La segunda gran novedad que ofrece Los Soprano es su contemporaneidad. Normalmente, el cine de mafiosos se caracterizaba por elaborar un relato del pasado, contando cómo había sido la vida de los gángsters, narrando incluso su muerte como fin de la historia. Una película como 'Uno de los nuestros' (Goodfellas, Martin Scorsese, 1990) partía de un narrador omnisciente, es decir, un narrador que tiene toda la información y que le va relatando los hechos al espectador. Sin embargo, en Los Soprano asistimos a cómo se van desarrollando los acontecimientos en el mismo momento en que se van produciendo, de modo que al espectador le pasa como a los personajes: no sabe lo que va a pasar porque el futuro es impredecible.

Y nos situamos al lado de Tony Soprano con sus dudas sobre su comportamiento, con sus frustraciones cuando las cosas no salen como había deseado o con su sorpresa cuando interviene la policía en sus negocios. Esta forma de narrar potencia la cercanía de los personajes, y se adecua perfectamente a las pautas narrativas de la televisión, porque los personajes van evolucionando y madurando capítulo a capítulo, semana a semana, tal y como le sucede a quien va contemplando la serie.

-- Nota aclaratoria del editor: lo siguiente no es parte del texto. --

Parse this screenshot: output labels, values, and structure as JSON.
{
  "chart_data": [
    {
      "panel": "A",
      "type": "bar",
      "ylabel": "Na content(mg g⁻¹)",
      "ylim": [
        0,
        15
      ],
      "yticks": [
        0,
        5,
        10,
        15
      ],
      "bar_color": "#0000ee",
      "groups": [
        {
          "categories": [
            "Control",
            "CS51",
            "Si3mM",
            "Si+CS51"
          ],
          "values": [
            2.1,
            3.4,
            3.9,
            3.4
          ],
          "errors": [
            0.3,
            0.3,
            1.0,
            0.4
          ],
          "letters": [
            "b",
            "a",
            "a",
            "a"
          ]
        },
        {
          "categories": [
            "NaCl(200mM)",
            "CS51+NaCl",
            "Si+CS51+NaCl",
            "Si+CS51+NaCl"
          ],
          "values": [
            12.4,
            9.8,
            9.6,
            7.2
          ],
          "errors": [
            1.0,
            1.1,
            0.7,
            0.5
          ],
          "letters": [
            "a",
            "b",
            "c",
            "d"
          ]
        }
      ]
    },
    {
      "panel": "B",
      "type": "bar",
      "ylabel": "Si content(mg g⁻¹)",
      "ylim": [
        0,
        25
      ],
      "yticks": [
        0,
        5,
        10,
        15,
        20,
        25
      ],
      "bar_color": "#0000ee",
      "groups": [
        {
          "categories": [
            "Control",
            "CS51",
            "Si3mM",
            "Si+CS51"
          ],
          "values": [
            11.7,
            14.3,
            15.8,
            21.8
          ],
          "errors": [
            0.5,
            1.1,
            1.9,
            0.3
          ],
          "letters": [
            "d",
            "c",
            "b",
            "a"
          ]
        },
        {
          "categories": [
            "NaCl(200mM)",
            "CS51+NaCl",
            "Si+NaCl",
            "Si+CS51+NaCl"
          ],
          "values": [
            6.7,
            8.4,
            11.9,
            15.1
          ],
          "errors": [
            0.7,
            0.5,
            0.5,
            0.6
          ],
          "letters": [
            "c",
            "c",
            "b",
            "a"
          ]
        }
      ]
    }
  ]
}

Este transcurso que va marcado por los acontecimientos afectó también a la constitución del programa. Planteado al principio en torno a la figura de la madre de Tony Soprano como la fuerza aglutinadora de la familia, la enfermedad y fallecimiento de la actriz Nancy Marchand obligó a reestructurar la estructura narrativa, del mismo modo que el otro punto de partida, la visita del mafioso al psiquiatra (compartido con una película estrenada también en 1999, Una terapia peligrosa, Analyze This, Harold Ramis) también se va rehaciendo e incluso diluyendo en su importancia según se van sucediendo las temporadas y van los guionistas buscando otras derivaciones en la historia.

Los Soprano, así pues, usa esa temporalidad propia del medio televisivo para crear la sensación de que el espectador no es un mero receptor al que le van a contar una historia cerrada con un valor moral, sino que se siente partícipe de los acontecimientos que se van desarrollando en la pequeña pantalla. De ahí los problemas planteados a los creadores de la serie a la hora de darle un final, obligados a conjugar la necesidad de clausurar el producto con la imposibilidad de crear un fin abrupto o artificioso.

Los Soprano contribuyó, de manera decidida, a ver con otros ojos la ficción televisiva, a establecer un modelo en que el espectador exige calidad, y a reivindicar el concepto de autoría en el medio. Hablar de Los Soprano es hablar de David Chase, del mismo modo que, posteriormente, no podemos disociar The Wire de su creador, David Simon. En el caso que nos ocupa, hablamos del responsable de una serie que ha planteado una nueva forma de narrar y de dirigirse al espectador, partiendo del conocimiento de un género (el cine de mafiosos) que decide actualizar según los tiempos actuales. Los mafiosos ya no son personas alejadas de nosotros, sino que van en chándal, hacen barbacoas en casa y se ríen recitando los diálogos de El Padrino.

Tal vez porque ellos no son, en realidad, el enemigo principal del sistema, sino una parte del mismo. Tal vez porque, al humanizarse el mafioso, descubrimos que el mafioso trajeado es el que especula en Wall Street, tal y como sostiene la película Inside Job. Son preguntas que lanza al aire David Chase, reivindicando la validez del medio televisivo para, al igual que el cine, llevar a la reflexión desde el entretenimiento.